Senior Reporter
geisha.kowlessar@guardian.co.tt
Pan American Life Insurance Group (PALIG) is closely monitoring T&T’s evolving regulatory landscape—including the Government’s proposed asset tax and planned reforms to make private pensions tax free—as the company ushers in a new era of leadership with the appointment of Winston Williams as CEO for T&T and the wider Caribbean.
In a wide-ranging press conference which took place at the Hyatt Regency yesterday, company executives confirmed that while the full impact of the asset tax is still unclear, ongoing discussions with authorities have been productive.
Asked about the impact that the asset tax could have on the company, Williams said, “One of the things we’ve been talking through ATTIC (Association of T&T Insurance Companies) to the Government is which assets are going to be considered for this asset tax and it appears as though they’re still working through how it’s going to unfold. So I guess the real impact would be better felt when those assets are quantified, and then we’ll know how it’s going to impact us.”
He said the company would try not to change around too many things for it to impact its clients, but the asset tax would affect the cost of doing business.
Regarding the goal to make private pensions tax-free and the impact on the company, Williams said this move may not affect PALIG “per se” but moreso the people who are receiving the pension.
“So if we have to pay you a pension of $10,000 a month, the current law says you need to take the tax deduction out of that and remit the difference to the client. Now, what is supposed to happen is that you take no tax, you just remit the entire pension to the client.
“So when we spoke to Inland Revenue, think about a week or two ago, and we asked if we should desist from deducting those taxes, and they said, no, not yet, we have not received the Cabinet note to enforce that. So for the company, nothing, for the client, 25 per cent more in your pocket,” Williams added.
Bruce Parker, PALIG’s president for global life insurance business further stated that this could encourage more people to get private pensions, knowing that their income someday would not be taxed. He said that this could also result in a sales boost long-term for the company.
These regulatory shifts come as PALIG continues to expand in one of its most important regions.

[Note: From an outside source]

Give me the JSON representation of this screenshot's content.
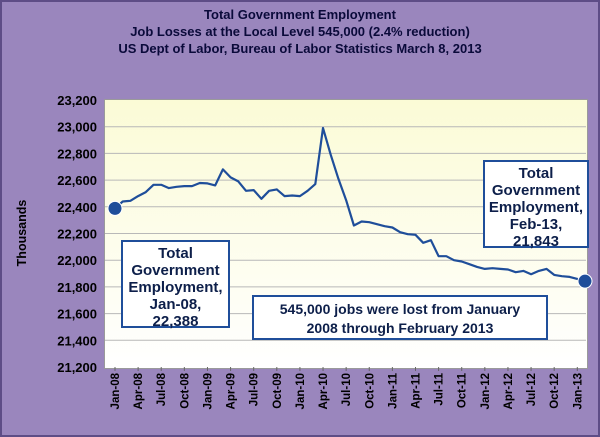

PALIG’s Daniel Costello, executive vice-president of international markets, shared details about the company’s financials.

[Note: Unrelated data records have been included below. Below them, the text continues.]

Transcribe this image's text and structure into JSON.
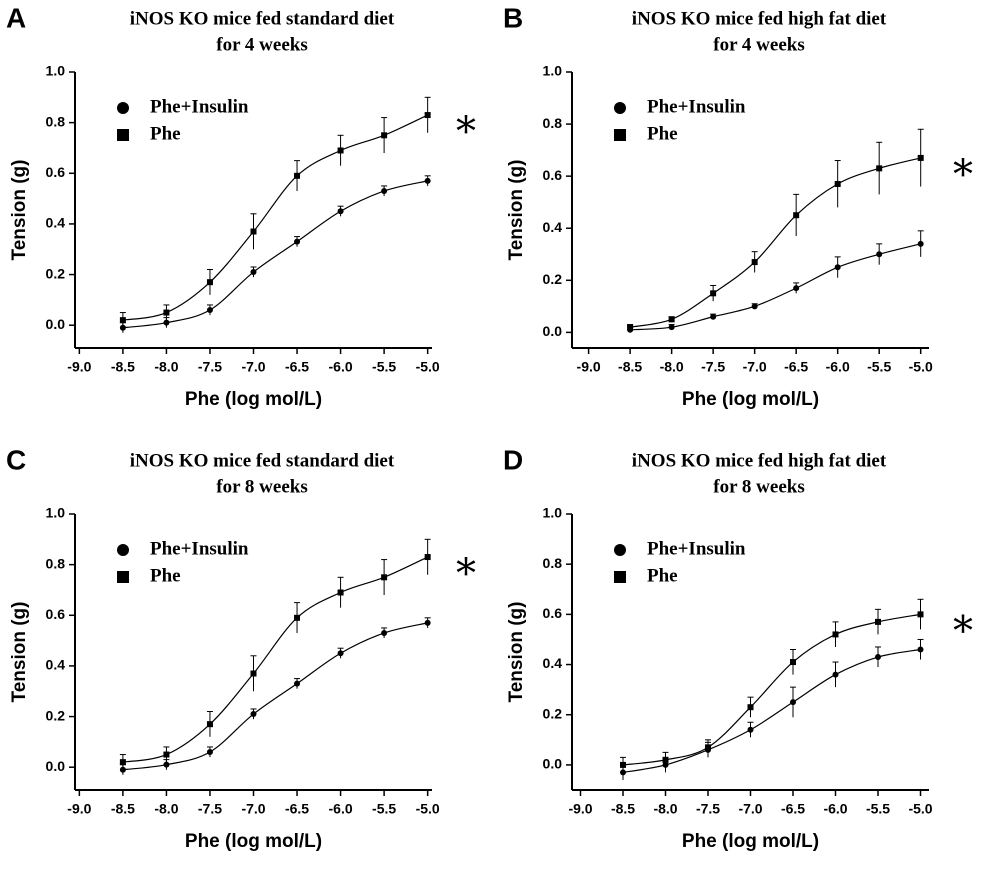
{
  "chart_data": [
    {
      "type": "line",
      "panel": "A",
      "title": [
        "iNOS KO mice fed standard diet",
        "for 4 weeks"
      ],
      "x_label": "Phe (log mol/L)",
      "y_label": "Tension (g)",
      "annotation": "*",
      "legend": "upper left",
      "x": [
        -8.5,
        -8.0,
        -7.5,
        -7.0,
        -6.5,
        -6.0,
        -5.5,
        -5.0
      ],
      "series": [
        {
          "name": "Phe+Insulin",
          "marker": "circle",
          "color": "#000000",
          "values": [
            -0.01,
            0.01,
            0.06,
            0.21,
            0.33,
            0.45,
            0.53,
            0.57
          ],
          "errors": [
            0.02,
            0.02,
            0.02,
            0.02,
            0.02,
            0.02,
            0.02,
            0.02
          ]
        },
        {
          "name": "Phe",
          "marker": "square",
          "color": "#000000",
          "values": [
            0.02,
            0.05,
            0.17,
            0.37,
            0.59,
            0.69,
            0.75,
            0.83
          ],
          "errors": [
            0.03,
            0.03,
            0.05,
            0.07,
            0.06,
            0.06,
            0.07,
            0.07
          ]
        }
      ],
      "xlim": [
        -9.05,
        -4.95
      ],
      "ylim": [
        -0.09,
        1.0
      ],
      "xticks": [
        {
          "value": -9,
          "label": "-9.0"
        },
        -8.5,
        {
          "value": -8,
          "label": "-8.0"
        },
        -7.5,
        {
          "value": -7,
          "label": "-7.0"
        },
        -6.5,
        {
          "value": -6,
          "label": "-6.0"
        },
        -5.5,
        {
          "value": -5,
          "label": "-5.0"
        }
      ],
      "yticks": [
        {
          "value": 0,
          "label": "0.0"
        },
        0.2,
        0.4,
        0.6,
        0.8,
        {
          "value": 1,
          "label": "1.0"
        }
      ]
    },
    {
      "type": "line",
      "panel": "B",
      "title": [
        "iNOS KO mice fed high fat diet",
        "for 4 weeks"
      ],
      "x_label": "Phe (log mol/L)",
      "y_label": "Tension (g)",
      "annotation": "*",
      "legend": "upper left",
      "x": [
        -8.5,
        -8.0,
        -7.5,
        -7.0,
        -6.5,
        -6.0,
        -5.5,
        -5.0
      ],
      "series": [
        {
          "name": "Phe+Insulin",
          "marker": "circle",
          "color": "#000000",
          "values": [
            0.01,
            0.02,
            0.06,
            0.1,
            0.17,
            0.25,
            0.3,
            0.34
          ],
          "errors": [
            0.01,
            0.01,
            0.01,
            0.01,
            0.02,
            0.04,
            0.04,
            0.05
          ]
        },
        {
          "name": "Phe",
          "marker": "square",
          "color": "#000000",
          "values": [
            0.02,
            0.05,
            0.15,
            0.27,
            0.45,
            0.57,
            0.63,
            0.67
          ],
          "errors": [
            0.01,
            0.01,
            0.03,
            0.04,
            0.08,
            0.09,
            0.1,
            0.11
          ]
        }
      ],
      "xlim": [
        -9.2,
        -4.9
      ],
      "ylim": [
        -0.06,
        1.0
      ],
      "xticks": [
        {
          "value": -9,
          "label": "-9.0"
        },
        -8.5,
        {
          "value": -8,
          "label": "-8.0"
        },
        -7.5,
        {
          "value": -7,
          "label": "-7.0"
        },
        -6.5,
        {
          "value": -6,
          "label": "-6.0"
        },
        -5.5,
        {
          "value": -5,
          "label": "-5.0"
        }
      ],
      "yticks": [
        {
          "value": 0,
          "label": "0.0"
        },
        0.2,
        0.4,
        0.6,
        0.8,
        {
          "value": 1,
          "label": "1.0"
        }
      ]
    },
    {
      "type": "line",
      "panel": "C",
      "title": [
        "iNOS KO mice fed standard diet",
        "for 8 weeks"
      ],
      "x_label": "Phe (log mol/L)",
      "y_label": "Tension (g)",
      "annotation": "*",
      "legend": "upper left",
      "x": [
        -8.5,
        -8.0,
        -7.5,
        -7.0,
        -6.5,
        -6.0,
        -5.5,
        -5.0
      ],
      "series": [
        {
          "name": "Phe+Insulin",
          "marker": "circle",
          "color": "#000000",
          "values": [
            -0.01,
            0.01,
            0.06,
            0.21,
            0.33,
            0.45,
            0.53,
            0.57
          ],
          "errors": [
            0.02,
            0.02,
            0.02,
            0.02,
            0.02,
            0.02,
            0.02,
            0.02
          ]
        },
        {
          "name": "Phe",
          "marker": "square",
          "color": "#000000",
          "values": [
            0.02,
            0.05,
            0.17,
            0.37,
            0.59,
            0.69,
            0.75,
            0.83
          ],
          "errors": [
            0.03,
            0.03,
            0.05,
            0.07,
            0.06,
            0.06,
            0.07,
            0.07
          ]
        }
      ],
      "xlim": [
        -9.05,
        -4.95
      ],
      "ylim": [
        -0.09,
        1.0
      ],
      "xticks": [
        {
          "value": -9,
          "label": "-9.0"
        },
        -8.5,
        {
          "value": -8,
          "label": "-8.0"
        },
        -7.5,
        {
          "value": -7,
          "label": "-7.0"
        },
        -6.5,
        {
          "value": -6,
          "label": "-6.0"
        },
        -5.5,
        {
          "value": -5,
          "label": "-5.0"
        }
      ],
      "yticks": [
        {
          "value": 0,
          "label": "0.0"
        },
        0.2,
        0.4,
        0.6,
        0.8,
        {
          "value": 1,
          "label": "1.0"
        }
      ]
    },
    {
      "type": "line",
      "panel": "D",
      "title": [
        "iNOS KO mice fed high fat diet",
        "for 8 weeks"
      ],
      "x_label": "Phe (log mol/L)",
      "y_label": "Tension (g)",
      "annotation": "*",
      "legend": "upper left",
      "x": [
        -8.5,
        -8.0,
        -7.5,
        -7.0,
        -6.5,
        -6.0,
        -5.5,
        -5.0
      ],
      "series": [
        {
          "name": "Phe+Insulin",
          "marker": "circle",
          "color": "#000000",
          "values": [
            -0.03,
            0.0,
            0.06,
            0.14,
            0.25,
            0.36,
            0.43,
            0.46
          ],
          "errors": [
            0.03,
            0.03,
            0.03,
            0.03,
            0.06,
            0.05,
            0.04,
            0.04
          ]
        },
        {
          "name": "Phe",
          "marker": "square",
          "color": "#000000",
          "values": [
            0.0,
            0.02,
            0.07,
            0.23,
            0.41,
            0.52,
            0.57,
            0.6
          ],
          "errors": [
            0.03,
            0.03,
            0.03,
            0.04,
            0.05,
            0.05,
            0.05,
            0.06
          ]
        }
      ],
      "xlim": [
        -9.1,
        -4.9
      ],
      "ylim": [
        -0.1,
        1.0
      ],
      "xticks": [
        {
          "value": -9,
          "label": "-9.0"
        },
        -8.5,
        {
          "value": -8,
          "label": "-8.0"
        },
        -7.5,
        {
          "value": -7,
          "label": "-7.0"
        },
        -6.5,
        {
          "value": -6,
          "label": "-6.0"
        },
        -5.5,
        {
          "value": -5,
          "label": "-5.0"
        }
      ],
      "yticks": [
        {
          "value": 0,
          "label": "0.0"
        },
        0.2,
        0.4,
        0.6,
        0.8,
        {
          "value": 1,
          "label": "1.0"
        }
      ]
    }
  ]
}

Asked to give a general sense of the revenues and profits for the company in 2025 compared to the previous years he said, “We will grow in the total Caribbean revenues, which will approach US$140 million ... at the end of the day the profitability of the company has been strong.”

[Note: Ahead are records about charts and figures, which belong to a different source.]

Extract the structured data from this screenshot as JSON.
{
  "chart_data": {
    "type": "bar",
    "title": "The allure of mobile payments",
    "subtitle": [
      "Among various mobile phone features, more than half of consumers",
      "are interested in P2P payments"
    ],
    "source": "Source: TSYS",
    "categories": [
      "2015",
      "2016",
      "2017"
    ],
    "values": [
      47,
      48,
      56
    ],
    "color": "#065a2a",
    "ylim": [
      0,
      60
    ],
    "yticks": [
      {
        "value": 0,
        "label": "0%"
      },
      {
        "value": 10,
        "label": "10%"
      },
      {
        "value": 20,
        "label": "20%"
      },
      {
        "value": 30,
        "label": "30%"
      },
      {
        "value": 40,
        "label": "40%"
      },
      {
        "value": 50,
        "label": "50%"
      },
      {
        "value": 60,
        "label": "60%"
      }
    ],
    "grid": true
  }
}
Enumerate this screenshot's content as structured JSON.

Looking beyond revenue and profit, the organisation’s asset base is expected to increase in line with premium growth, with forecasts indicating an eight to nine per cent rise.
Williams identified distribution growth as his top priority for 2026.
“We have excellent products, excellent advice, and excellent people,” he said. “Now it’s time to take that message to more communities.”
Technology upgrades represent another major pillar of the company’s strategy. PALIG is transitioning towards fully digital customer communications and is preparing to launch a paperless, electronic application system by mid-2026.
The system would simplify processes for both agents and customers and significantly reduce the company’s carbon footprint.